Referring to Theme typography/Theme Font Manager in custom CSS

I'm doing some custom CSS for the tabs (you really need a better default styling for those) and I discovered #ufc0 et al.

It was a bit of a surprise to me that after changing the fonts in the theme settings that many of the visual elements in the theme maintained the original fonts. I see that is because the custom CSS is referring to the font directly, rather than using something like #uff0, or creating custom font names like UpFrontFontOne, as noted in http://stackoverflow.com/questions/14259560/is-it-possible-to-specify-custom-name-for-a-google-font.

So have I just not seen the magic document that tells me how to do this, or do I need to make a feature request.

  • Adam

    I started with Panino because it was sorta, kinda like what I wanted, or so I thought. What I expected when I changed the font from Special Elite to Lato in the theme font manager, was that all the instances of Special Elite in CSS to become Lato, which is not what happened.
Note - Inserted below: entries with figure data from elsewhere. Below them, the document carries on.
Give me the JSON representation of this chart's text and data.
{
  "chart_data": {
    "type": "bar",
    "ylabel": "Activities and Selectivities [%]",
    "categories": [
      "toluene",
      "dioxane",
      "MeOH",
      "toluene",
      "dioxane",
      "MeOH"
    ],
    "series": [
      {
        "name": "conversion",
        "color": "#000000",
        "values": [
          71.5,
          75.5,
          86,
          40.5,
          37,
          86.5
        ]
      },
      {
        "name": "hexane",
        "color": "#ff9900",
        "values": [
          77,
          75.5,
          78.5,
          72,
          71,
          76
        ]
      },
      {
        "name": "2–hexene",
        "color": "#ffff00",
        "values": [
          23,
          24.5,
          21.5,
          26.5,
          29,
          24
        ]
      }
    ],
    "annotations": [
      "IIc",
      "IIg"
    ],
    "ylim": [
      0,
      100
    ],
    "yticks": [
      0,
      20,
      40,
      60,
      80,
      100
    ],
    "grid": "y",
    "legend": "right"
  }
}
    I can set the fonts, but I have to go and edit the CSS manually. This is not an insurmountable issue; I know how to do what I want.
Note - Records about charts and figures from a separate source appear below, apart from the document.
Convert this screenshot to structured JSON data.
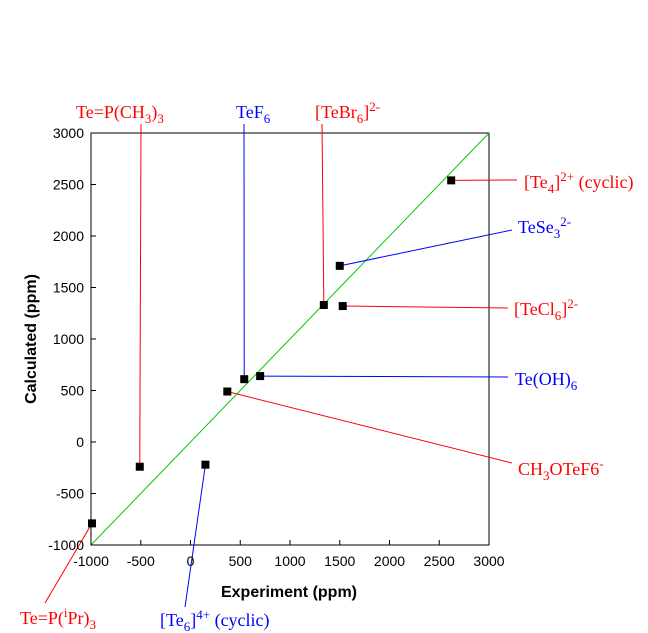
{
  "chart_data": {
    "type": "scatter",
    "xlabel": "Experiment  (ppm)",
    "ylabel": "Calculated  (ppm)",
    "xlim": [
      -1000,
      3000
    ],
    "ylim": [
      -1000,
      3000
    ],
    "xticks": [
      -1000,
      -500,
      0,
      500,
      1000,
      1500,
      2000,
      2500,
      3000
    ],
    "yticks": [
      -1000,
      -500,
      0,
      500,
      1000,
      1500,
      2000,
      2500,
      3000
    ],
    "reference_line": {
      "from": [
        -1000,
        -1000
      ],
      "to": [
        3000,
        3000
      ],
      "color": "#00cc00"
    },
    "points": [
      {
        "id": "te_pipr3",
        "x": -990,
        "y": -790
      },
      {
        "id": "te_pch3",
        "x": -510,
        "y": -240
      },
      {
        "id": "te6",
        "x": 150,
        "y": -220
      },
      {
        "id": "ch3otef6",
        "x": 370,
        "y": 490
      },
      {
        "id": "tef6",
        "x": 540,
        "y": 610
      },
      {
        "id": "teoh6",
        "x": 700,
        "y": 640
      },
      {
        "id": "tebr6",
        "x": 1340,
        "y": 1330
      },
      {
        "id": "tese3",
        "x": 1500,
        "y": 1710
      },
      {
        "id": "tecl6",
        "x": 1530,
        "y": 1320
      },
      {
        "id": "te4",
        "x": 2620,
        "y": 2540
      }
    ],
    "labels": [
      {
        "point": "te_pch3",
        "color": "#ff0000",
        "parts": [
          [
            "Te=P(CH",
            ""
          ],
          [
            "3",
            "sub"
          ],
          [
            ")",
            ""
          ],
          [
            "3",
            "sub"
          ]
        ]
      },
      {
        "point": "tef6",
        "color": "#0000ff",
        "parts": [
          [
            "TeF",
            ""
          ],
          [
            "6",
            "sub"
          ]
        ]
      },
      {
        "point": "tebr6",
        "color": "#ff0000",
        "parts": [
          [
            "[TeBr",
            ""
          ],
          [
            "6",
            "sub"
          ],
          [
            "]",
            ""
          ],
          [
            "2-",
            "sup"
          ]
        ]
      },
      {
        "point": "te4",
        "color": "#ff0000",
        "parts": [
          [
            "[Te",
            ""
          ],
          [
            "4",
            "sub"
          ],
          [
            "]",
            ""
          ],
          [
            "2+",
            "sup"
          ],
          [
            " (cyclic)",
            ""
          ]
        ]
      },
      {
        "point": "tese3",
        "color": "#0000ff",
        "parts": [
          [
            "TeSe",
            ""
          ],
          [
            "3",
            "sub"
          ],
          [
            "2-",
            "sup"
          ]
        ]
      },
      {
        "point": "tecl6",
        "color": "#ff0000",
        "parts": [
          [
            "[TeCl",
            ""
          ],
          [
            "6",
            "sub"
          ],
          [
            "]",
            ""
          ],
          [
            "2-",
            "sup"
          ]
        ]
      },
      {
        "point": "teoh6",
        "color": "#0000ff",
        "parts": [
          [
            "Te(OH)",
            ""
          ],
          [
            "6",
            "sub"
          ]
        ]
      },
      {
        "point": "ch3otef6",
        "color": "#ff0000",
        "parts": [
          [
            "CH",
            ""
          ],
          [
            "3",
            "sub"
          ],
          [
            "OTeF6",
            ""
          ],
          [
            "-",
            "sup"
          ]
        ]
      },
      {
        "point": "te6",
        "color": "#0000ff",
        "parts": [
          [
            "[Te",
            ""
          ],
          [
            "6",
            "sub"
          ],
          [
            "]",
            ""
          ],
          [
            "4+",
            "sup"
          ],
          [
            " (cyclic)",
            ""
          ]
        ]
      },
      {
        "point": "te_pipr3",
        "color": "#ff0000",
        "parts": [
          [
            "Te=P(",
            ""
          ],
          [
            "i",
            "sup"
          ],
          [
            "Pr)",
            ""
          ],
          [
            "3",
            "sub"
          ]
        ]
      }
    ]
  }
}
    I'd like to eventually create my own child themes and have my equivalent of u-menu-themes to update both the font and color when I make changes in the theme settings. Right now, only color will change and that's a nuisance.

  • Adam

    Jude,

    I have no particular problem with that notion, but it can be made a matter of presence. Look at the theme colours. I am under no obligation to use #ufc0 in my customizations, but doing so is helpful to my situation. By coincidence the default child themes also use those values, and I am free to go find those values and change them to what I want.

    The same here.

    The standard child themes may, or may not, use the theme fonts and anyone who wants to go and change it to something specific for their theme. This will be most common among folks who get themes for their individual site. If the defaults use static font names, I'll go and replace them with theme names.

    I suspect that anyone who is using these themes for a business of some sort, particularly with self-serve styling, would get fewer support calls if they had the option of using themed font names.

    My preference is to follow the questioner in the above linked SO article and simply define the fonts using theme specific names, rather than their "real" names. This way I can use them in the plugins I have to customize. It too bad there's no way to do that with colours (hmm, I should look for a hook in your docs before I say that) but one is better than none.